A empresa estima um impacto de US$15,7 bilhões, R$ 77,1 bilhões, relacionado ao cancelamento de projetos e à reestruturação da divisão de elétricos.

Esses dados e declarações foram divulgados pela própria Honda, em comunicado à imprensa, e compõem a base desta reportagem, conforme informação divulgada pela Honda.

O tamanho das perdas e o que foi anunciado

A Honda anunciou uma baixa contábil de US$15,7 bilhões (R$ 77,1 bilhões) associada ao cancelamento de três modelos elétricos planejados para produção nos Estados Unidos, e passou a prever um prejuízo de até US$3,6 bilhões (R$ 17,6 bilhões) no ano fiscal que termina em março.

Segundo o comunicado da empresa, o resultado negativo será o primeiro prejuízo anual da companhia desde que foi listada no mercado de ações em 1957, marcando um corte drástico em sua estratégia anterior para veículos elétricos.

Reação do mercado e análise externa

A analista Julie Boote, da Pelham Smithers Associates, comentou sobre a decisão, afirmando, “A principal surpresa foi o fato do plano de produção dos EUA ter sido cancelado, em vez de apenas reduzido. A Honda tinha um plano de expansão de veículos elétricos muito ambicioso, que foi gravemente afetado pelas mudanças no ambiente do mercado”.

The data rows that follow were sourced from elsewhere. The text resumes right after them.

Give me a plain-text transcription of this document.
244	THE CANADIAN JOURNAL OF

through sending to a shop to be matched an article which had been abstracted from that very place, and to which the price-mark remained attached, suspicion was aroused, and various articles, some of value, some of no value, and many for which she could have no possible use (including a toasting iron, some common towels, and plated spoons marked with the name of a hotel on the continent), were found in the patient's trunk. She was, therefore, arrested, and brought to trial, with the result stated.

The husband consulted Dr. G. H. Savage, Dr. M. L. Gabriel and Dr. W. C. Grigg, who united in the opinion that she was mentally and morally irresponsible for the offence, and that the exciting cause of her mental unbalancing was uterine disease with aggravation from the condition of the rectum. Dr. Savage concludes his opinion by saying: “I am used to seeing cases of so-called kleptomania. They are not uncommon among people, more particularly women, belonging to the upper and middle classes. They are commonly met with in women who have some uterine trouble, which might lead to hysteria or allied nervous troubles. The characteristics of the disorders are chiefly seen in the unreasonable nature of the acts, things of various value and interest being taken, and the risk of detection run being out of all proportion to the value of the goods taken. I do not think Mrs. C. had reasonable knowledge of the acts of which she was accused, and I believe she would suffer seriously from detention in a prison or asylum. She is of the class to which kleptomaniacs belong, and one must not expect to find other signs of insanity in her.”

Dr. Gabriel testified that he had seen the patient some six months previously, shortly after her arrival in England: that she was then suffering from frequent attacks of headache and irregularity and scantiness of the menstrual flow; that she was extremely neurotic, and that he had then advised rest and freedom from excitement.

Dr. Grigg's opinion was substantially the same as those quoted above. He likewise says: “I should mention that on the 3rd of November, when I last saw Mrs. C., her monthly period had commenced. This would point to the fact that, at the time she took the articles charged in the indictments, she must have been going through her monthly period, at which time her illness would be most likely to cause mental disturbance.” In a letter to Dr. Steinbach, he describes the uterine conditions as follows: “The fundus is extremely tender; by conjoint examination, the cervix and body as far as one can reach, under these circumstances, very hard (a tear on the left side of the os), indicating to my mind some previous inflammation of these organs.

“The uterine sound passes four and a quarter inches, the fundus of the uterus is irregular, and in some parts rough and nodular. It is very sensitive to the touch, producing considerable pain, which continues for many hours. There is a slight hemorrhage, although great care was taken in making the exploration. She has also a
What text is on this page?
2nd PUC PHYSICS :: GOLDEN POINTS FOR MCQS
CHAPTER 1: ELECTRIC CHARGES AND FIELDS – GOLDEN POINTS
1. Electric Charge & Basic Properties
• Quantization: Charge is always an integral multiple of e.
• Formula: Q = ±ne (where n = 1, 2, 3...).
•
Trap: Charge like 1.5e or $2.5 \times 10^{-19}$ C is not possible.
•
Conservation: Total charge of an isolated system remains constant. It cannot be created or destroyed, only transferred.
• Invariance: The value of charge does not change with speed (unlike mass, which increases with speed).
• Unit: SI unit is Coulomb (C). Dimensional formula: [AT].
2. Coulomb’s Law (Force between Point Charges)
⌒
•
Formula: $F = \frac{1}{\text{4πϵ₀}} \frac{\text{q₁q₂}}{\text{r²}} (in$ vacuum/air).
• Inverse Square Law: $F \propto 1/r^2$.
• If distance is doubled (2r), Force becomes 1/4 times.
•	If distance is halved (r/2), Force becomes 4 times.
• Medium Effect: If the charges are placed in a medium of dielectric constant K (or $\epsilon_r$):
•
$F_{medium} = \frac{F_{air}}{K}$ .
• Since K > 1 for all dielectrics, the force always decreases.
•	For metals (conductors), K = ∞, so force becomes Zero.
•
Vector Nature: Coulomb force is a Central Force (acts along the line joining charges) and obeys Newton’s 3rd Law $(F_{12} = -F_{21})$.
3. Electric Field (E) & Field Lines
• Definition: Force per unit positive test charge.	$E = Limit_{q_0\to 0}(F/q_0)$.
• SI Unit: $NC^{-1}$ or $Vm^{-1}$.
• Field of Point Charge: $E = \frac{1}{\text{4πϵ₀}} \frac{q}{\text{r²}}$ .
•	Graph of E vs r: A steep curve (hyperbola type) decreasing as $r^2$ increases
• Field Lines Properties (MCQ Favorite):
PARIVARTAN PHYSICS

O movimento da Honda se enquadra numa onda de revisões no setor, após mudanças de apoio a elétricos nos EUA, sob o governo do presidente Donald Trump, que levaram outras montadoras a reduzir ambições e contabilizar baixas significativas.

Impacto setorial e comparações

A perda da Honda eleva o total de baixas no setor automobilístico para cerca de US$ 67 bilhões. Outras montadoras já anunciaram encargos relevantes, como a General Motors, com US$7,6 bilhões, a Stellantis, com US$25 bilhões, e a Ford, com US$19 bilhões.

Esses valores mostram que a revisão de planos de elétricos é um fenômeno global, com efeito direto nas demonstrações financeiras e nas projeções de investimento das montadoras.

Medidas internas e próximos passos

Para mitigar o impacto, o presidente da Honda, Toshihiro Mibe, e o vice-presidente executivo Noriya Kaihara, renunciarão voluntariamente ao equivalente a 30% de sua remuneração por três meses, enquanto alguns outros executivos abrirão mão de 20%.

A empresa informou que pretende anunciar uma nova estratégia de negócios de médio a longo prazos no próximo ano fiscal, e que fortalecerá sua linha de modelos e competitividade de custos especialmente na Índia, onde busca espaço para expansão diante da pressão de rivais chineses.

O tema do momento é a readequação das metas para veículos elétricos, e as decisões tomadas agora pela Honda servirão como termômetro para a direção do setor nos próximos meses.